| My Brother |
Witnessing Humanity: The Art of John Wilson
Museum of Fine Arts (Boston)
Through June 22, 2025
There is a small portrait at the Smith College Museum of Arts that has long captivated me. It’s titled “My Brother,” a young man named Frederick, whose older sibling was John Wilson (1922-2015). I show it here but if you live in Western Massachusetts and can see it later this summer at Smith, do so. As you can see, the MFA lighting puts a lot of sheen on the painting, a constant problem for museum portraits of black people.
| "Nefertiti" |
That said, get yourself to Boston in the next month to see Witnessing Humanity: The Art of John Wilson. Wilson spent much of his life in the Roxbury section of Boston depicting black street life, social issues, his family, and self-portraits. As is the case with most black artists, he fixated upon racism, prejudice, and injustices, though his primary goal was always to show–as the title of the MFA show suggests–the humanity of African Americans and the dignity of their everyday lives.
| "Streetcar Scene." This man is on his way to work at the Navy yard. |
The MFA show is the largest show yet of Wilson’s work. That’s not to say this is a huge exhibition. Wilson is at long last getting his due as major artist. The MFA spotlights paintings, drawings, book illustrations, and sculptures from his 60 years of making art. Only now is Wilson being considered in the same breath as better known black artists such as Romare Beardon and Jacob Lawrence.
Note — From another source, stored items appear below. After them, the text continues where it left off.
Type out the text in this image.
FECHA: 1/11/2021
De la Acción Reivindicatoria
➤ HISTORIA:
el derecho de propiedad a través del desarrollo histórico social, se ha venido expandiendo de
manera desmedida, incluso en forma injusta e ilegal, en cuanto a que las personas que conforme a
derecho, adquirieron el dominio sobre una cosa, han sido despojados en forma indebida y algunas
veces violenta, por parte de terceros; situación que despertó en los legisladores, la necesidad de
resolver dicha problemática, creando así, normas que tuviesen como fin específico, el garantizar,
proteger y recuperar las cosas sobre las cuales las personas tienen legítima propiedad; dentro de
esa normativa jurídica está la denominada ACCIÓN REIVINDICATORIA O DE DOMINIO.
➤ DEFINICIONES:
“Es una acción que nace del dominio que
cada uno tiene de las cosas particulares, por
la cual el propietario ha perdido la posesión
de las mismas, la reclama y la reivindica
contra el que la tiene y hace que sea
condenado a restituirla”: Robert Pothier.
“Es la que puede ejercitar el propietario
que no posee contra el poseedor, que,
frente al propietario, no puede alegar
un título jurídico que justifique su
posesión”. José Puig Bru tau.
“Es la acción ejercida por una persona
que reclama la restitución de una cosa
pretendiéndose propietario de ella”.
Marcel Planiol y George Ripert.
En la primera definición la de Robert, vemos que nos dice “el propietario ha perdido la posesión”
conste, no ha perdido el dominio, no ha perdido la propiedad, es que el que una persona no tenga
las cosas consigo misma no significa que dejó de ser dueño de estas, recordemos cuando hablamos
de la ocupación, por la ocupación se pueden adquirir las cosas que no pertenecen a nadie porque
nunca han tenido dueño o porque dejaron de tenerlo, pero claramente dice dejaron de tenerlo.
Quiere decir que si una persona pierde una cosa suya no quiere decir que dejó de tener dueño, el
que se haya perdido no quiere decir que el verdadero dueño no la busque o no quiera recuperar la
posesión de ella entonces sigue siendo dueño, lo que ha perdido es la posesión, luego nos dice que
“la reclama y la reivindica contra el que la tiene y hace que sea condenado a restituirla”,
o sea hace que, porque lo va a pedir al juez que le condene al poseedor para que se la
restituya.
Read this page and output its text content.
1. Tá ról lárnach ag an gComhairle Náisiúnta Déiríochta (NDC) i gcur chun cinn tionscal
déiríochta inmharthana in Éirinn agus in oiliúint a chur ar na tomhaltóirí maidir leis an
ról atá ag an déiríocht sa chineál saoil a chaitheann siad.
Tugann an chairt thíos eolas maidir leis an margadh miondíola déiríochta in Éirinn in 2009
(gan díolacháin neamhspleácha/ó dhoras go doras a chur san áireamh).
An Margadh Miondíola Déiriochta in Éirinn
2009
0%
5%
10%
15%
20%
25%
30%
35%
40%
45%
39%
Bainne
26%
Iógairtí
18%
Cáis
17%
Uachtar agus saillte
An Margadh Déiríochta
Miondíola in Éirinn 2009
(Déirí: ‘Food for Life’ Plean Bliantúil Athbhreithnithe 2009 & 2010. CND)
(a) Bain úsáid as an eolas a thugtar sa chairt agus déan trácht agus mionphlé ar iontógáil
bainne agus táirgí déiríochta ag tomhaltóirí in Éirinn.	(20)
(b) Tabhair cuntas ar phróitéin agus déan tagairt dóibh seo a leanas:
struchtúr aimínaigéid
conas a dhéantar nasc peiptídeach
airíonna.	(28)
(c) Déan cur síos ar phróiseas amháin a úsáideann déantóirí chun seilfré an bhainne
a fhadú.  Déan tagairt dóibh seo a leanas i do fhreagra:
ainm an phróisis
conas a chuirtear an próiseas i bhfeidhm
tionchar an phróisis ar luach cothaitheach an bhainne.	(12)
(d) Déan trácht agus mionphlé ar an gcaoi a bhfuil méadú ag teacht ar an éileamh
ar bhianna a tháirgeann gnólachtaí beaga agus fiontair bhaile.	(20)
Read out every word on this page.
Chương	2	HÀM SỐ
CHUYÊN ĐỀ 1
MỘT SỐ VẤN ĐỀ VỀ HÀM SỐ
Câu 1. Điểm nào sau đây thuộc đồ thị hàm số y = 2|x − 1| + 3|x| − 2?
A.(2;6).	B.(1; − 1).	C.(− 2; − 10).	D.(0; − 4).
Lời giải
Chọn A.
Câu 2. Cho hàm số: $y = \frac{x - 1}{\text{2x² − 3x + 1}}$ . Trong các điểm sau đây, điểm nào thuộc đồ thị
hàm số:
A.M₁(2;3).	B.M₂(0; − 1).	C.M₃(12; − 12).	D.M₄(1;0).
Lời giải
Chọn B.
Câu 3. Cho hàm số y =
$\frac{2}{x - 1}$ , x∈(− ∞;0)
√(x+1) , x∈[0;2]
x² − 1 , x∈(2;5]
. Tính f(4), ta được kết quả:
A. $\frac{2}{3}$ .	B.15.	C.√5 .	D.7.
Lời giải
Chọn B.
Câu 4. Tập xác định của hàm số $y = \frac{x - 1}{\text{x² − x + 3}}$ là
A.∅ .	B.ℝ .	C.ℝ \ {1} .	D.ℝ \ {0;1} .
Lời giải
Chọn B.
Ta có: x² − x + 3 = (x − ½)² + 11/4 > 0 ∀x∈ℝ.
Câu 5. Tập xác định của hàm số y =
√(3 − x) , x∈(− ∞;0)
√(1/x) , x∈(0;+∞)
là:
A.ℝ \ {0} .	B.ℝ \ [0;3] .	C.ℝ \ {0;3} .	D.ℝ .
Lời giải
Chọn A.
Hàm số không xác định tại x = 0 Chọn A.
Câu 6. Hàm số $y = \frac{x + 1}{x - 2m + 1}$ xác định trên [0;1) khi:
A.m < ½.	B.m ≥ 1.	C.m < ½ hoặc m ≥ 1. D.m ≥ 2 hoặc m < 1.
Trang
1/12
John Wilson was born in Roxbury but his parents were from what was then the colony of British Guiana (now Guyana). They lived a middle-class existence there, as two generations of Wilsons managed sugar refineries. They immigrated to Boston shortly before John was born.
John Wilson had intriguing influences before finding his own style. He studied with surrealist Fernand Léger in Paris and he also developed a deep admiration for the works of Mexican muralist José Orozco. It’s always interesting to see how artists channeled their influences for a time and then gave nods to them in more subtle ways.
| Leger influences |
| Wilson, not Leger |
| "Worker" Note Orozco influences |
Given the intractable problems of race in the United States, though, it comes as no surprise that Wilson used his brushes, pens, and chisels to comment upon what, in 1944, Swedish economist Gunnar Myrdal dubbed “an American dilemma.” In the 1940s, Wilson contributed illustrations dealing with racism for the leftist publication New Masses, a communist art and political journal. Please note that, at the time, the Communist Party USA was a legal political party that drew tens of thousands of voters during the Great Depression and World War II when the Soviet Union and the USA were allies. From what we can determine, Wilson’s politics settled into more of a socialist democratic position.
| "Study for Lynching, 1946" |
| Black Despair 1946 |
| "The Incident" 1952 |
Racism was all the more personal for Wilson given his marriage to white Bronx College graduate Julie Kowtich in 1951. Suffice it to say that Boston wasn’t the most welcoming city for an interracial couple with biracial children in the 1950s, 60s, and beyond. They often had to drive in separate cars and decamped to Mexico for five years to make art and gain a reprieve from discrimination. Wilson painted his children from time to time and these are some of the more touching works in the show.
Julie and Erica"
MLK (maquette)
Wilson lived to the ripe old age of 93. This means he got to see the flowering of the civil rights movement. His statue of Martin Luther King Jr. graces the U.S. Capitol and a maquette of that work is in the exhibit. Perhaps the best way of thinking of Wilson as a black artist is the show’s largest work, a sculpture often jocularly called “Big Head.” Wilson had a better name that bespeaks the fact that African Americans have endured and aren’t going away: “Eternal Presence.”